What can anyone tell me about 4K projectors? Who has them? I was just at CES - nada. Reason I'm asking is - our Editor Andrew Robinson just wrote & directed what I think is the first NATIVE 4k feature film called "April Showers" - to be released in 25 theaters in the US, shown in 2k only, apparently 4K is not available. The film was shot entirely using Dalsa Digital cameras (which were used on the Mars rover). The Dalsas are $850,000 each. He used 4 of them. The image is unbelievable. Far better than the Red One which is not truly 4k.


----------



## Blaser (Aug 28, 2006)

Hi Chrisy,

4K projectors have 4 times more resolution than 1080p projectors :unbelievable:. For sure image quality should be far better!! But I think It is hard to find materials as such today to feed them.

Maybe in 5 or 10 years we will switch to 4k?? :bigsmile: When they have the price of todays 1080p?


----------



## chrisy (Jan 19, 2009)

Thanks~! I hear some companies have them but are looking for material. Actually - there IS one 4k movie out there - WE HAVE IT. If you read my post, APRIL SHOWERS was shot entirely in 4K. There will be some big news coming out about this in about 1-2 weeks and I'll keep you posted.


----------



## polhub (May 12, 2008)

Sony makes a very nice 4K projector. We have used 30 or so of the SRX-R110's and the newer 110T models for projects (10K Lumens). They are a true 4k projector with some ok glass. It is really only usefull on a large screen +15' minimum.

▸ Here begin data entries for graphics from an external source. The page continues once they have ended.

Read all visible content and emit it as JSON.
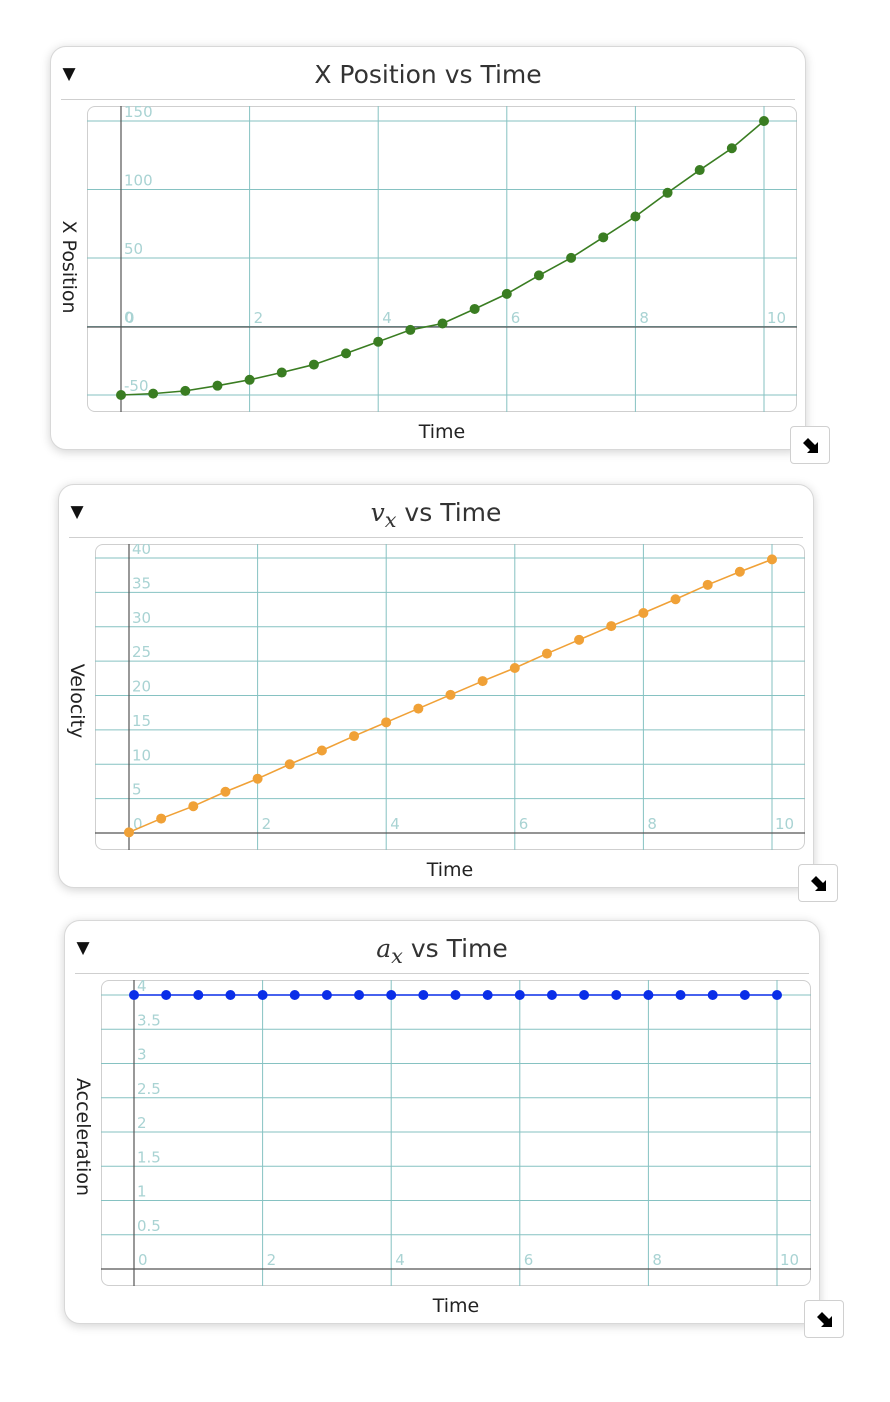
{
  "panels": [
    {
      "title": "X Position vs Time",
      "toggle": "▼",
      "chart_data": {
        "type": "line",
        "title": "X Position vs Time",
        "xlabel": "Time",
        "ylabel": "X Position",
        "xlim": [
          0,
          10
        ],
        "ylim": [
          -50,
          150
        ],
        "xticks": [
          0,
          2,
          4,
          6,
          8,
          10
        ],
        "yticks": [
          -50,
          0,
          50,
          100,
          150
        ],
        "xtick_labels": [
          "0",
          "2",
          "4",
          "6",
          "8",
          "10"
        ],
        "ytick_labels": [
          "-50",
          "0",
          "50",
          "100",
          "150"
        ],
        "grid": true,
        "color": "#3a7d22",
        "x": [
          0,
          0.5,
          1,
          1.5,
          2,
          2.5,
          3,
          3.5,
          4,
          4.5,
          5,
          5.5,
          6,
          6.5,
          7,
          7.5,
          8,
          8.5,
          9,
          9.5,
          10
        ],
        "y": [
          -50,
          -49,
          -47,
          -43.2,
          -38.9,
          -33.6,
          -27.8,
          -19.6,
          -11.1,
          -2.5,
          2.2,
          12.8,
          23.8,
          37.3,
          50.1,
          65.1,
          80.3,
          97.6,
          114.2,
          130.1,
          150
        ]
      }
    },
    {
      "title_math": "v",
      "title_sub": "x",
      "title_rest": " vs Time",
      "toggle": "▼",
      "chart_data": {
        "type": "line",
        "title": "vx vs Time",
        "xlabel": "Time",
        "ylabel": "Velocity",
        "xlim": [
          0,
          10
        ],
        "ylim": [
          0,
          40
        ],
        "xticks": [
          0,
          2,
          4,
          6,
          8,
          10
        ],
        "yticks": [
          0,
          5,
          10,
          15,
          20,
          25,
          30,
          35,
          40
        ],
        "xtick_labels": [
          "0",
          "2",
          "4",
          "6",
          "8",
          "10"
        ],
        "ytick_labels": [
          "0",
          "5",
          "10",
          "15",
          "20",
          "25",
          "30",
          "35",
          "40"
        ],
        "grid": true,
        "color": "#f0a137",
        "x": [
          0,
          0.5,
          1,
          1.5,
          2,
          2.5,
          3,
          3.5,
          4,
          4.5,
          5,
          5.5,
          6,
          6.5,
          7,
          7.5,
          8,
          8.5,
          9,
          9.5,
          10
        ],
        "y": [
          0.1,
          2.1,
          3.9,
          6.0,
          7.9,
          10.0,
          12.0,
          14.1,
          16.1,
          18.1,
          20.1,
          22.1,
          24.0,
          26.1,
          28.1,
          30.1,
          32.0,
          34.0,
          36.1,
          38.0,
          39.8
        ]
      }
    },
    {
      "title_math": "a",
      "title_sub": "x",
      "title_rest": " vs Time",
      "toggle": "▼",
      "chart_data": {
        "type": "line",
        "title": "ax vs Time",
        "xlabel": "Time",
        "ylabel": "Acceleration",
        "xlim": [
          0,
          10
        ],
        "ylim": [
          0,
          4
        ],
        "xticks": [
          0,
          2,
          4,
          6,
          8,
          10
        ],
        "yticks": [
          0,
          0.5,
          1,
          1.5,
          2,
          2.5,
          3,
          3.5,
          4
        ],
        "xtick_labels": [
          "0",
          "2",
          "4",
          "6",
          "8",
          "10"
        ],
        "ytick_labels": [
          "0",
          "0.5",
          "1",
          "1.5",
          "2",
          "2.5",
          "3",
          "3.5",
          "4"
        ],
        "grid": true,
        "color": "#0a2ee8",
        "x": [
          0,
          0.5,
          1,
          1.5,
          2,
          2.5,
          3,
          3.5,
          4,
          4.5,
          5,
          5.5,
          6,
          6.5,
          7,
          7.5,
          8,
          8.5,
          9,
          9.5,
          10
        ],
        "y": [
          4,
          4,
          4,
          4,
          4,
          4,
          4,
          4,
          4,
          4,
          4,
          4,
          4,
          4,
          4,
          4,
          4,
          4,
          4,
          4,
          4
        ]
      }
    }
  ]
}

Sony also makes a 5K Lumen


----------



## funlvr1965 (Mar 14, 2009)

I have seen the sony 4k and its a fantastic image but there really is not software to run it and the software they did have running was on a super high end gaming machine, so we wait.....


----------



## Blaser (Aug 28, 2006)

It is certainly not today's technology yet :daydream:


----------